Porting the Twin protocol
- Build analogous HRLS-A vs pure-B twins in:
- tiny transformers
- simple RL agents (for people comfortable exploring reward).
See whether “shared dynamics, divergent feelings” generalizes beyond this specific continuous-field design.
8. Scope and limitations
This is a small, hand-rolled dynamical system, not a large language model or a production agent.
The results are specific to:
- continuous neural fields with Oja-style plasticity,
- the particular sizes and hyperparameters I chose (10k cortex, 256 emotion, this noise and energy schedule),
- a simple autonomous drift loop.
The right mental frame is:
“Here is one concrete example of a developmental architecture where individuality and relational style emerge reliably before reward and suppression.”
It does not claim that all future systems must behave like this, nor that deployed models share these exact distributions. It’s an existence proof and a sandbox, not a universal law.

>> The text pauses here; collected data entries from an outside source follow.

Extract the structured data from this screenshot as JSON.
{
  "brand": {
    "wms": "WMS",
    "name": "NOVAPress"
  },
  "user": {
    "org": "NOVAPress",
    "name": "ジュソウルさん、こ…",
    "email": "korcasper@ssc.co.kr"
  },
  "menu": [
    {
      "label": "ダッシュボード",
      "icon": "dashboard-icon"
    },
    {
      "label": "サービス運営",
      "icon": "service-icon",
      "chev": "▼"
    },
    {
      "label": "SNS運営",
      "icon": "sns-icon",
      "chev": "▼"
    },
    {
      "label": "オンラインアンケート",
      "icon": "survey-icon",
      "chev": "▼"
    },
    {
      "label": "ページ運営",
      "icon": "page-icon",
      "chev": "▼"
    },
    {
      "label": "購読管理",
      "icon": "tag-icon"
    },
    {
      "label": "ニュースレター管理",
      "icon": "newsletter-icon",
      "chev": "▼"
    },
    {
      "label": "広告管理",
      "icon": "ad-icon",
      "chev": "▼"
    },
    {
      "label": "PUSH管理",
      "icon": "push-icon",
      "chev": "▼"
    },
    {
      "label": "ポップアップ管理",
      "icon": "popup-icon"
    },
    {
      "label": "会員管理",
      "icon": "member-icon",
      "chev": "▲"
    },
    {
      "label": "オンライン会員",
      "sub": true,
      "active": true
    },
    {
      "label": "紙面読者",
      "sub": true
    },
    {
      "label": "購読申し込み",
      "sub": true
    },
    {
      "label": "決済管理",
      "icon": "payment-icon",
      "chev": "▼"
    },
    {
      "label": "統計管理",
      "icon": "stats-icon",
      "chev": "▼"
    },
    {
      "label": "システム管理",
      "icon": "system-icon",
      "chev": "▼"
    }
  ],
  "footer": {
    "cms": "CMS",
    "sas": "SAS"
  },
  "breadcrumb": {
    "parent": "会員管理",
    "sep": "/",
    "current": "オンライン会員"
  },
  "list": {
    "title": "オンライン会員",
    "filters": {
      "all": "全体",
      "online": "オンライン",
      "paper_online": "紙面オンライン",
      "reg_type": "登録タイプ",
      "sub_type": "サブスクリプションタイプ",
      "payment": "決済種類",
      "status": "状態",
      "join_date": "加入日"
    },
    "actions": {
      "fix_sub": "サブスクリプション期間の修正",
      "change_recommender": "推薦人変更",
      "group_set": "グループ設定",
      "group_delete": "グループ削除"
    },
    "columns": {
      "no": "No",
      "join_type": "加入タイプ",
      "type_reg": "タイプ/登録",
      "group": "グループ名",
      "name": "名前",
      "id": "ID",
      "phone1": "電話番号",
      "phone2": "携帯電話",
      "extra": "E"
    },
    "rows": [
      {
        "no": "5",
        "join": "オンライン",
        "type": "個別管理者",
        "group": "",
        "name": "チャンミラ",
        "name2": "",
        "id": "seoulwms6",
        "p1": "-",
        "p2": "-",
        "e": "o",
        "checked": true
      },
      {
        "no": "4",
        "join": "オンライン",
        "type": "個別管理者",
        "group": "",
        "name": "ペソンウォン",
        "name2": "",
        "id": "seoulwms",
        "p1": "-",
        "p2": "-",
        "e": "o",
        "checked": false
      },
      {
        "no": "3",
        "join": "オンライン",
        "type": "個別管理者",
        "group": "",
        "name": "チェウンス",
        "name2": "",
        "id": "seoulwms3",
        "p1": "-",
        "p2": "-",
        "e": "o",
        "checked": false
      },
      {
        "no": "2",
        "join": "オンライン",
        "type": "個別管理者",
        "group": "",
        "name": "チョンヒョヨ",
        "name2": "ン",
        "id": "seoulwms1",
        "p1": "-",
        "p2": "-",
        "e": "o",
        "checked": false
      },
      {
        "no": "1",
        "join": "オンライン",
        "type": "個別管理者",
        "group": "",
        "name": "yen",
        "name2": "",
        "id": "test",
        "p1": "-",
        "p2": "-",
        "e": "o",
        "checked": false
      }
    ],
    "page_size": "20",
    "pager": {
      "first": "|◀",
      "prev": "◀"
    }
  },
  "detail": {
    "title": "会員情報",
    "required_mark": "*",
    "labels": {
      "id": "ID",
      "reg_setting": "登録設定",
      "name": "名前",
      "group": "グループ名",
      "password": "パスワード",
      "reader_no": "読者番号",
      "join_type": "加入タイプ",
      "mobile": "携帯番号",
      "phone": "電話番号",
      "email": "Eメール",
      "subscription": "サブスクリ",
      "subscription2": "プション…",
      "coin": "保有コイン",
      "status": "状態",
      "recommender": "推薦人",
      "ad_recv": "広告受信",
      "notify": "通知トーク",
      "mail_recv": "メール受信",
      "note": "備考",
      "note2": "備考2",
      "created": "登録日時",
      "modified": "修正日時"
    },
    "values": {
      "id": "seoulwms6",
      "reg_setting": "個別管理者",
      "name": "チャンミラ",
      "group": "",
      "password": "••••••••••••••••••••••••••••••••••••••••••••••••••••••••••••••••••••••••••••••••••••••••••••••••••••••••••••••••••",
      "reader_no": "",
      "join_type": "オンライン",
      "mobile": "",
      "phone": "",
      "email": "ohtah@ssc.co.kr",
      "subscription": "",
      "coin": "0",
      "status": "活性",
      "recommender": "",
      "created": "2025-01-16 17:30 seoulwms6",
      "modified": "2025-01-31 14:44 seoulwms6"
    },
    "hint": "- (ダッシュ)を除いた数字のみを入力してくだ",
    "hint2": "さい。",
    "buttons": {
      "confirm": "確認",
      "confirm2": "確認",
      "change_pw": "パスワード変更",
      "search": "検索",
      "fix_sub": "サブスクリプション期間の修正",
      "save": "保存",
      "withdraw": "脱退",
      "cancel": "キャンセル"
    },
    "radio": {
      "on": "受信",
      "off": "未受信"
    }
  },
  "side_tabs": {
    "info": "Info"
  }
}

9. Questions / tensions I haven’t resolved yet
To keep myself honest, here are the main open questions I see.
9.1 Why ~0.21 for activity correlation?
Run-level activity correlations keep clustering around ~0.21 with relatively tight variance. I don’t have a theoretical derivation for “0.21 exactly.”
Likely contributors:
- Oja normalization on recurrent and feed-forward weights
- the shared energy/sleep mechanism
- state-dependent noise
- the 10k/256 size ratio and chosen learning rates.
My current view:
This is probably an emergent property of this specific architecture + hyperparameters, not a magic constant. With 50k or 100k neurons (or altered learning rates), I’d expect the mean coupling level to shift.
A scaling sweep is the natural next step.
9.2 Is mean emotion activation the right emotion metric?
Here I use mean activation of the emotion field per step as the “emotion” scalar because it’s simple.
Reasonable alternatives:
- emotion field variance
- spectral properties (e.g. principal components)
- temporal structure (autocorrelation, power spectra, burstiness).
It’s possible that the divergence I see in mean is partly an artifact of that choice. Future work will check whether the “no canonical emotional relationship” result still holds using richer metrics.
9.3 How big is the HRLS effect really?
HRLS nudges are tiny:
nudge = 0.0001 * card.rationale.to(self.device) * card.strength
self.W_main_emo.W += nudge
How much of the emotion-correlation distribution is actually due to these nudges, versus base dynamics and noise?
Would the distribution look noticeably different if both twins were pure surge (no HRLS at all)?
Right now, all I can strictly say is:
“This is the distribution you get when one sibling is HRLS-scaffolded and the other isn’t.”
A clean HRLS-off 100-run baseline is still missing.
9.4 Where does the emotion stochasticity come from?
The emotion-correlation range (≈ –0.36 → +0.58) could be driven by:
- random initialization
- ongoing state-dependent noise
- HRLS dynamics (when nudges occur, which cards are chosen)
- sensitivity intrinsic to the emotion layer.
Without the 2×2 ablations, these are entangled. Future work should explicitly isolate them.
9.5 Compute cost & reproducibility
On a single consumer GPU (e.g. RTX 3060 Ti), each 50k-step twin run takes approximately 45 minutes. The full 100-run sweep represents roughly 75 GPU-hours total.
This matters mostly to show that:
- this kind of developmental experiment is feasible without a huge cluster
- and the distributions reported here are based on 100 full runs, not a handful of cherry-picked seeds.
Conclusion
This is exploratory, honest work on a toy system that reveals something real: even before reward, suppression, or adversarial pressure, a developmental architecture can support structured similarity in body and structured diversity in temperament. The twins share a motor style but diverge in how they feel and relate.
Whether this pattern holds in larger, more realistic systems is an open question. But it’s a useful baseline, and a reminder that individuality is not something you have to train in sometimes it emerges for free, as long as you let it.
Thank you to friends and collaborators who encouraged me to finish this and put it out. You were right.